At the first meeting, ten in-person and three remote participants gathered use cases to help grow the PCO, a relatively new ontology that describes collections of organisms such as populations and communities as well as qualities and processes related to those collections. The PCO can be used to describe any collection of organisms (or viruses or viroids), from microbes to humans, whether the collection consists of one or multiple taxa. During one and half days, we came up with a preliminary list of factors by which organisms are grouped into populations or communities, developed an ontology design pattern for how to describe membership in a group of organisms, defined several new PCO terms for specific use cases, made decisions about modeling challenging concepts such as ecological niche (spanning both only PCO and ENVO), and decided to provide pre-composed terms for those characteristics of populations that are not taxon specific and cannot be defined as derived from individual measurements.

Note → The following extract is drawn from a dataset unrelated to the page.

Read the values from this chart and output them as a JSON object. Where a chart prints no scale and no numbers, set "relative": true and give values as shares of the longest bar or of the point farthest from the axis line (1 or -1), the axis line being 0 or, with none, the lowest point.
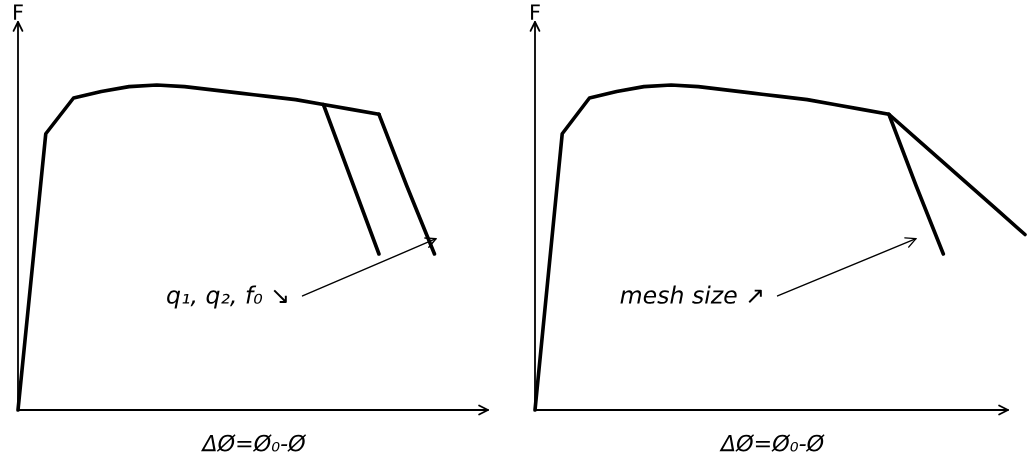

In addition, there were many lively discussions about the nature of an organism or population and how our expanding knowledge of the microbial world might turn everything we know on its head.

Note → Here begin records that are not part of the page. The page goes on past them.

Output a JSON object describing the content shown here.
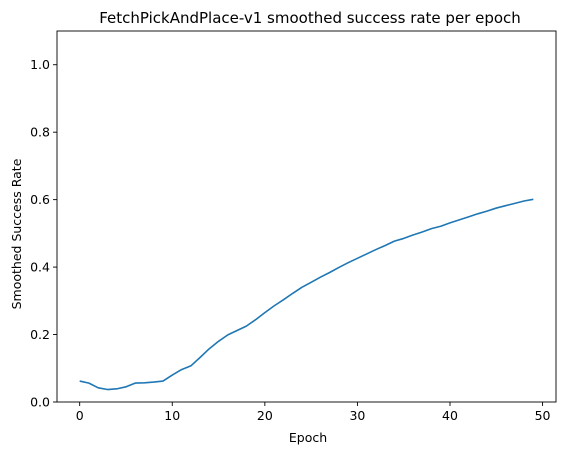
{
  "colors": {
    "line": "#1f77b4",
    "axes": "#000000",
    "background": "#ffffff"
  },
  "chart_data": {
    "type": "line",
    "title": "FetchPickAndPlace-v1 smoothed success rate per epoch",
    "xlabel": "Epoch",
    "ylabel": "Smoothed Success Rate",
    "xlim": [
      -2.45,
      51.45
    ],
    "ylim": [
      0.0,
      1.1
    ],
    "xticks": [
      0,
      10,
      20,
      30,
      40,
      50
    ],
    "yticks": [
      0.0,
      0.2,
      0.4,
      0.6,
      0.8,
      1.0
    ],
    "xtick_labels": [
      "0",
      "10",
      "20",
      "30",
      "40",
      "50"
    ],
    "ytick_labels": [
      "0.0",
      "0.2",
      "0.4",
      "0.6",
      "0.8",
      "1.0"
    ],
    "grid": false,
    "legend": "none",
    "series": [
      {
        "x": [
          0,
          1,
          2,
          3,
          4,
          5,
          6,
          7,
          8,
          9,
          10,
          11,
          12,
          13,
          14,
          15,
          16,
          17,
          18,
          19,
          20,
          21,
          22,
          23,
          24,
          25,
          26,
          27,
          28,
          29,
          30,
          31,
          32,
          33,
          34,
          35,
          36,
          37,
          38,
          39,
          40,
          41,
          42,
          43,
          44,
          45,
          46,
          47,
          48,
          49
        ],
        "values": [
          0.062,
          0.056,
          0.042,
          0.037,
          0.039,
          0.045,
          0.056,
          0.057,
          0.059,
          0.062,
          0.08,
          0.096,
          0.107,
          0.132,
          0.158,
          0.18,
          0.199,
          0.212,
          0.225,
          0.244,
          0.265,
          0.285,
          0.303,
          0.322,
          0.34,
          0.355,
          0.37,
          0.384,
          0.399,
          0.413,
          0.426,
          0.439,
          0.452,
          0.464,
          0.477,
          0.485,
          0.495,
          0.504,
          0.514,
          0.521,
          0.531,
          0.54,
          0.549,
          0.558,
          0.566,
          0.575,
          0.582,
          0.589,
          0.596,
          0.601
        ]
      }
    ]
  }
}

The second workshop focused on mapping datasets to ontology terms and converting them to Resource Description Framework (RDF), using the BCO, an ontology that describes field-based biological sampling processes and observations, as well as material entities and roles associated with those processes. During another intense one and a half days, 18 in-person and one remote participants coordinated development among BCO, OBI, and ENVO, created a concept map for DNA marker gene studies that led to new terms for OBI and a manuscript submitted to the International Conference on Biomedical Ontologies, and did a first pass mapping of Darwin Core terms to ontology terms. In addition, we mapped three data sets to the BCO, converted them to RDF triple stores, and ran preliminary queries. At the end of the third day, about half of the participants climbed into a van to take part in another three jam-packed days of meetings Biosphere 2, hosted by the Phenotype RCN. Our northern European colleagues were particularly happy to see the sunshine for the first time in months.

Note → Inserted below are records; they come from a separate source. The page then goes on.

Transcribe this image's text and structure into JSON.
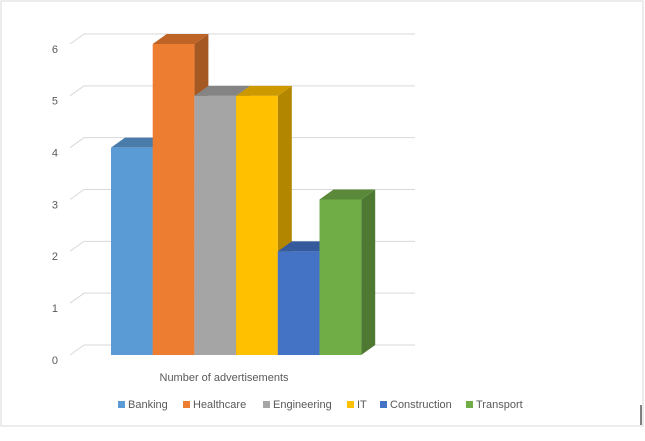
{
  "chart_data": {
    "type": "bar",
    "three_d": true,
    "categories": [
      "Number of advertisements"
    ],
    "series": [
      {
        "name": "Banking",
        "color": "#5b9bd5",
        "values": [
          4
        ]
      },
      {
        "name": "Healthcare",
        "color": "#ed7d31",
        "values": [
          6
        ]
      },
      {
        "name": "Engineering",
        "color": "#a5a5a5",
        "values": [
          5
        ]
      },
      {
        "name": "IT",
        "color": "#ffc000",
        "values": [
          5
        ]
      },
      {
        "name": "Construction",
        "color": "#4472c4",
        "values": [
          2
        ]
      },
      {
        "name": "Transport",
        "color": "#70ad47",
        "values": [
          3
        ]
      }
    ],
    "ylim": [
      0,
      6
    ],
    "yticks": [
      0,
      1,
      2,
      3,
      4,
      5,
      6
    ],
    "grid": true,
    "legend": "bottom"
  }
}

To help counteract the pleasant weather in Arizona and follow-up on some of the ideas generated during the workshop in Tucson, we decided to hold a BCO hackathon in Oxford six weeks later. In our honor, temperatures in the UK jumped 20 degrees (Fahrenheit) the week we were there, sparing me total weather shock. The hackathon was smaller (7 full time participants plus a few part time), and focused on generating concrete products. Over the course of four days, we coded an additional dataset to RDF, developed a Material Sample Core for the Global Biodiversity Information Framework (GBIF), created a Web Ontology Language (OWL) file for importing Darwin Core classes and properties into BCO, developed a workflow for converting biodiversity data among formats, prepared an updated version of the BCO for release, and completed a proof-of-concept conversion tool that converts existing RDF outputs to Darwin Core Archive format using an ontology specification. We also took part in several of the main meeting sessions of the GSC and reported on our work to the larger group.
A more detailed report describing these three meetings has been submitted to Standards in Genomic Science.
Submitted by Ramona Walls, on behalf of co-organizers John Deck and Rob Guralnick and all of the participants.